Я позвала Джамидежа, и мы, бок о бок, двинулись вглубь рощи. Деревья становились все выше и гуще, и с каждым шагом мне все больше вспоминался темный лес в лощине, где я потерялась несколько дней назад. Я испугалась, что снова заблужусь среди похожих друг на друга, как две капли воды, деревьев, и так и не достигну своей цели. Но прежде, чем когти отчаяния впились в мое сердце, лес расступился, и моему взору открылась просторная поляна, поросшая алыми цветами, а в центре ее – огромный древний дуб. Ближе к земле его кора плотным толстым поясом обхватывала ствол, но на высоте чуть больше человеческого роста ее обезображивал огромный обожженный шрам. Когда-то давно молния расколола это дерево надвое. Рана уже зажила, и над ней шелестели ажурные изумрудные листья. И все же след благословения Щыблэ сохранился. Не могло быть сомнений в том, что именно это дерево и является сердцем священной рощи.

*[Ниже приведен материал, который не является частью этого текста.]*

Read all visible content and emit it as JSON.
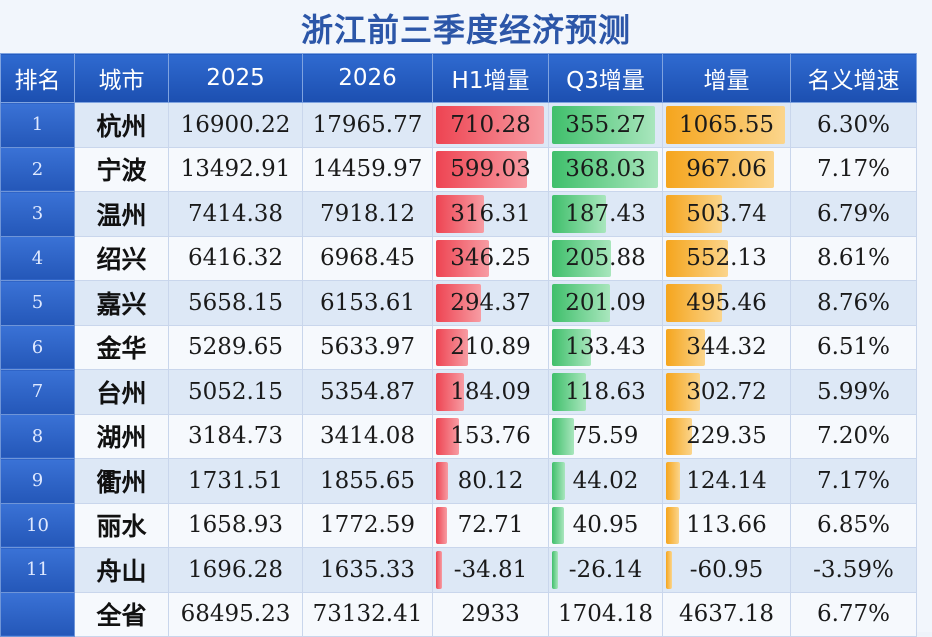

Я приблизилась, почти по колено утопая в траве. Меня окутал легкий и сладкий аромат цветов. Поляна дышала жизнью, цвела ею, пахла ею. Я положила руку на грубый шершавый ствол дуба, и ощутила, как энергия наполнила меня, щекоча кончики пальцев. Я закрыла глаза и вознесла молитву, бессловесную и состоящую лишь из образов и эмоций. У меня не было сомнений, что здесь она будет услышана.

Вдруг до моих ушей донесся шорох, новый звук среди шелеста листвы и жужжания насекомых. Открыв глаза, я увидела всего в нескольких шагах от себя изящную лань с ослепительно белой шкурой. У ее ног жался крохотный олененок, только недавно родившийся. Лань смотрела на меня с интересом в черных глазах-бусинках, не убегала, но более и не приближалась.

Я сделала шаг в сторону от дерева, стараясь двигаться как можно тише и осторожней. Я боялась спугнуть волшебное создание. Но прежде, чем я успела сделать что-то еще, лань заговорила:

– Зачем ты тревожишь покой священной рощи, человеческая женщина?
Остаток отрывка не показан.